Kazakhstan just signed a $1.9 billion agreement to build out a massive data center complex, betting it can become the go-to hub for AI infrastructure in Central Asia. The country’s Ministry of Artificial Intelligence and Digital Development inked the deal with an international consortium to kick-start construction.
Kazakhstan has been here before. The country became one of the world’s top Bitcoin mining destinations after China’s 2021 crackdown pushed miners westward. Cheap electricity and loose regulations made it attractive. Then reality hit. The influx of mining operations, many of them unregistered, put enormous strain on an aging Soviet-era power grid. Rolling blackouts followed. The government responded by cracking down on crypto miners, imposing new taxes, and shutting down unauthorized operations.
Global demand for AI compute capacity is growing at a pace that has surprised even industry insiders. Nvidia CEO Jensen Huang has noted that demand for AI compute has surged by factors exceeding initial expectations. Capital expenditures on AI infrastructure across the industry are projected to surpass $1 trillion by 2028. The major hyperscalers, Microsoft, Amazon, and Google, are collectively expected to spend roughly $400 billion on data center infrastructure by 2025 alone.
Companies like CoreWeave have demonstrated the market potential in GPU-as-a-service infrastructure, posting significant revenue growth driven by enterprise clients including Microsoft.

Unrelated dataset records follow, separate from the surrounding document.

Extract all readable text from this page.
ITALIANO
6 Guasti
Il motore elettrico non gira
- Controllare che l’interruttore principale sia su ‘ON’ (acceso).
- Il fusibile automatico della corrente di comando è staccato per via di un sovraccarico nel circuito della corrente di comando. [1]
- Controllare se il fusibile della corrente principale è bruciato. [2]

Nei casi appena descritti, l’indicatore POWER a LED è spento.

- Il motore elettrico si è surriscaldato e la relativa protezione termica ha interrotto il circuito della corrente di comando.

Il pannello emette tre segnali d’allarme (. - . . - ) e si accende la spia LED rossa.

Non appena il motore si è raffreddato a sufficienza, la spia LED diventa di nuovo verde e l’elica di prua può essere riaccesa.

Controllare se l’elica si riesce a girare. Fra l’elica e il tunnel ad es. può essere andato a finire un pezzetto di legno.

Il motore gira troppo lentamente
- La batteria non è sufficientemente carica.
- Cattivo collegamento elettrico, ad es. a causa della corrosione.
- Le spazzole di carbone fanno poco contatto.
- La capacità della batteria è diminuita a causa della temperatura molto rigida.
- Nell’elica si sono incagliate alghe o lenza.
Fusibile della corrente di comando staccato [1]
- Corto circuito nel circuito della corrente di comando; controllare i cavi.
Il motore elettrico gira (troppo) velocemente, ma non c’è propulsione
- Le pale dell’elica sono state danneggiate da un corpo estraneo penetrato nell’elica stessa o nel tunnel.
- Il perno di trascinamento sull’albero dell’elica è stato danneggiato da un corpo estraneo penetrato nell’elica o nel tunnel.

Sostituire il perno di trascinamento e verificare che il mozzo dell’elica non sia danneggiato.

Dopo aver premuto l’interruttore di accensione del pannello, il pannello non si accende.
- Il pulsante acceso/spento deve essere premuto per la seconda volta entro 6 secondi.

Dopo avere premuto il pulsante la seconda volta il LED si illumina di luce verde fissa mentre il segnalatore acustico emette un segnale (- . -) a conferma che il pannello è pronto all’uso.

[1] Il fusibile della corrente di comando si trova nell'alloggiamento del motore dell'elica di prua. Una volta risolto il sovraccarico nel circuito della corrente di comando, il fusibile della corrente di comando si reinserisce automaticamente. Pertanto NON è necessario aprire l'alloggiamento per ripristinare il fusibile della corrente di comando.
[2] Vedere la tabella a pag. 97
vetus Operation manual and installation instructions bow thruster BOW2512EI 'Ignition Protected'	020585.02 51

A $1.9 billion data center initiative doesn’t solve either problem on its own. Building the facilities is one thing. Ensuring they have 99.99% uptime-grade power delivery is something else entirely. Data center operators serving AI workloads need reliability guarantees that Bitcoin miners, who can simply throttle down during outages, do not.
Watch for whether Kazakhstan secures concrete power generation commitments alongside the data center construction timeline. New natural gas plants, nuclear capacity agreements, or renewable energy partnerships would signal the government is serious about solving the bottleneck.